During the last decade, studies of white blood cell scan, ultrasonography (US), and computed tomographic (CT) scan have suggested that these diagnostic imaging modalities may improve the diagnostic accuracy for acute appendicitis.8-11 On the other hand, there were also concerns about the appropriateness and accuracy of these modalities without a surgical evaluation.10-11
In this report, we reviewed the current epidemiology of acute appendicitis in a tertiary care center and assessed the impacts of US, CT scan, and laparoscopy on its management, with the hypothesis that CT scan and US do not improve the overall diagnostic accuracy for acute appendicitis.

In patients clinically suspected of having acute appendicitis, neither CT scan nor US improved the diagnostic accuracy compared with clinical assessment alone.

Evaluation by surgeons correctly diagnosed 536 of 646 patients with acute appendicitis and correctly ruled out the condition in 38 of 120 patients who did not have acute appendicitis. Overall, clinical assessment yielded an accuracy of 74.9%.

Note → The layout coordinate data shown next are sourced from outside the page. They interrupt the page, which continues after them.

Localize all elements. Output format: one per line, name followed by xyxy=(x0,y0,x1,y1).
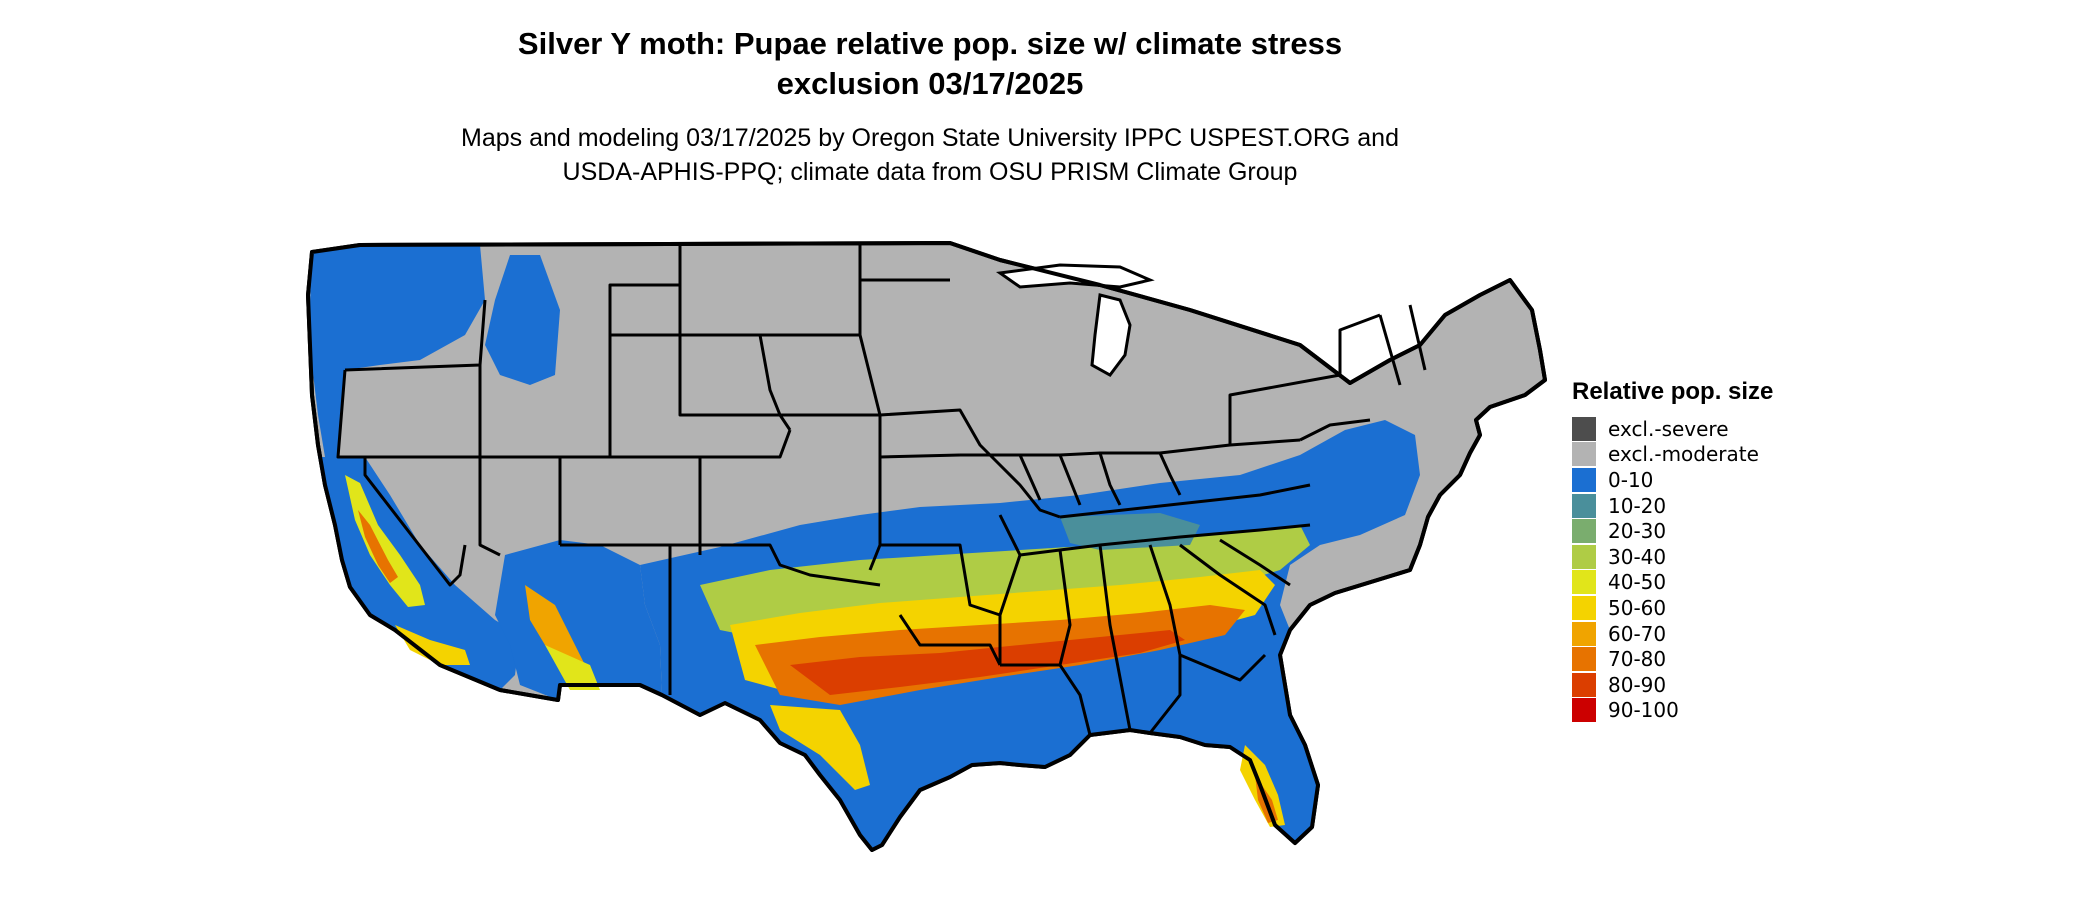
legend-label: excl.-moderate xyxy=(1608,442,1759,467)
legend-item: 70-80 xyxy=(1572,646,1773,672)
legend-label: 30-40 xyxy=(1608,544,1667,569)
map-title-line1: Silver Y moth: Pupae relative pop. size … xyxy=(517,26,1343,61)
legend-item: excl.-severe xyxy=(1572,416,1773,442)
legend-items: excl.-severe excl.-moderate 0-10 10-20 20-30… xyxy=(1572,416,1773,723)
map-subtitle-line1: Maps and modeling 03/17/2025 by Oregon S… xyxy=(461,124,1399,152)
legend-label: excl.-severe xyxy=(1608,416,1729,441)
region-80-90-band xyxy=(790,630,1185,695)
region-40-50-california xyxy=(345,475,425,607)
region-0-10-arizona xyxy=(495,540,662,700)
region-70-80-california xyxy=(358,510,398,583)
legend-item: 40-50 xyxy=(1572,570,1773,596)
legend-swatch xyxy=(1572,544,1596,569)
lake-michigan xyxy=(1090,293,1132,377)
us-map xyxy=(306,241,1547,852)
legend-item: 50-60 xyxy=(1572,595,1773,621)
legend-title: Relative pop. size xyxy=(1572,378,1774,405)
legend-item: 80-90 xyxy=(1572,672,1773,698)
legend-label: 0-10 xyxy=(1608,467,1654,492)
legend: Relative pop. size excl.-severe excl.-mod… xyxy=(1572,378,1773,723)
legend-swatch xyxy=(1572,570,1596,595)
legend-label: 20-30 xyxy=(1608,519,1667,544)
region-50-60-texas-south xyxy=(770,705,870,790)
region-50-60-socal xyxy=(395,625,470,665)
legend-label: 60-70 xyxy=(1608,621,1667,646)
map-subtitle-line2: USDA-APHIS-PPQ; climate data from OSU PR… xyxy=(562,158,1298,186)
legend-swatch xyxy=(1572,621,1596,646)
legend-swatch xyxy=(1572,442,1596,467)
legend-swatch xyxy=(1572,493,1596,518)
legend-swatch xyxy=(1572,595,1596,620)
map-title-line2: exclusion 03/17/2025 xyxy=(776,66,1084,101)
legend-swatch xyxy=(1572,672,1596,697)
legend-label: 90-100 xyxy=(1608,698,1679,723)
legend-swatch xyxy=(1572,416,1596,441)
us-outline xyxy=(306,241,1547,852)
region-60-70-arizona xyxy=(525,585,585,670)
legend-label: 10-20 xyxy=(1608,493,1667,518)
legend-item: 0-10 xyxy=(1572,467,1773,493)
legend-label: 40-50 xyxy=(1608,570,1667,595)
legend-label: 70-80 xyxy=(1608,647,1667,672)
state-borders xyxy=(336,243,1427,736)
region-0-10-idaho xyxy=(485,255,560,385)
legend-label: 50-60 xyxy=(1608,595,1667,620)
legend-item: 90-100 xyxy=(1572,698,1773,724)
legend-item: excl.-moderate xyxy=(1572,442,1773,468)
region-0-10-northwest xyxy=(310,245,485,457)
legend-swatch xyxy=(1572,647,1596,672)
legend-swatch xyxy=(1572,467,1596,492)
region-10-20-tennessee xyxy=(1060,513,1200,550)
legend-item: 20-30 xyxy=(1572,518,1773,544)
legend-label: 80-90 xyxy=(1608,672,1667,697)
legend-item: 30-40 xyxy=(1572,544,1773,570)
legend-item: 60-70 xyxy=(1572,621,1773,647)
legend-item: 10-20 xyxy=(1572,493,1773,519)
legend-swatch xyxy=(1572,698,1596,723)
legend-swatch xyxy=(1572,519,1596,544)
region-40-50-arizona xyxy=(545,645,600,690)
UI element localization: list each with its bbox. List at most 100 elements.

Clinical acumen remains the most reliable diagnostic asset for evaluating a patient with suspected acute appendicitis in the ED. In such patients, a history of migratory pain or leukocytosis greater than 12 x 109/L provides high positive predictive values above 90%. These patients should have immediate appendectomy; imaging modalities such as CT scan or US do not improve the overall accuracy, but may delay surgical consultation and the eventually needed appendectomy. The lack of prospective data in our study prevents us from concluding that the early use of diagnostic laparoscopy is a more cost-effective, accurate, and rapid method of diagnosing atypical cases of acute appendicitis. However, its low morbidity and high yield of alternative diagnoses merit prospective, randomized clinical trials of the selective use of laparoscopic appendectomy in the management of atypical acute appendicitis. Such an approach may reduce further the perforation rate and subsequently the mortality and morbidity, especially in women of childbearing age or in the older age group.

You can imagine what a living Hell this paper made life for our surg residents. "Why would I get imaging on this patient? Dr. Ho proved that all we need are the hands of a surgeon to evaluate the patient. So bring 'em on down."

I advise everyone to keep an eye on the papers published by the professors in the other departments in your institution. And if Dr. Ho is still at UCD everyone there should definitely keep a laminated copy of this on them at all times.
 
Brilliant!

I LOVE it!

I am a fan of the patient "declaring," even if the declaration is nothing more than "this guy needs to be admitted because his VS are still abnormal, etc." It can be challenging in a busy dept, but is sometimes best to buy you time to think and reevaluate.
 
That went over like a fart in church

This line had me laughing out loud in the computer lab. Thanks for that.

I've heard the "too smart" line many times as well. My interpretation is that if your attendings and residents like you, they want you to reaffirm their own life decisions. I.E., the surgery resident wants you to follow in his footsteps because he liked you on your rotation and this whole "You're too smart for EM" business is a compliment to you (in that he liked you) and therefore a compliment to himself (in that he feels that people he likes should also be smart and do what he did).

It's not really an insult. But it's hamhanded in delivery and feels like one.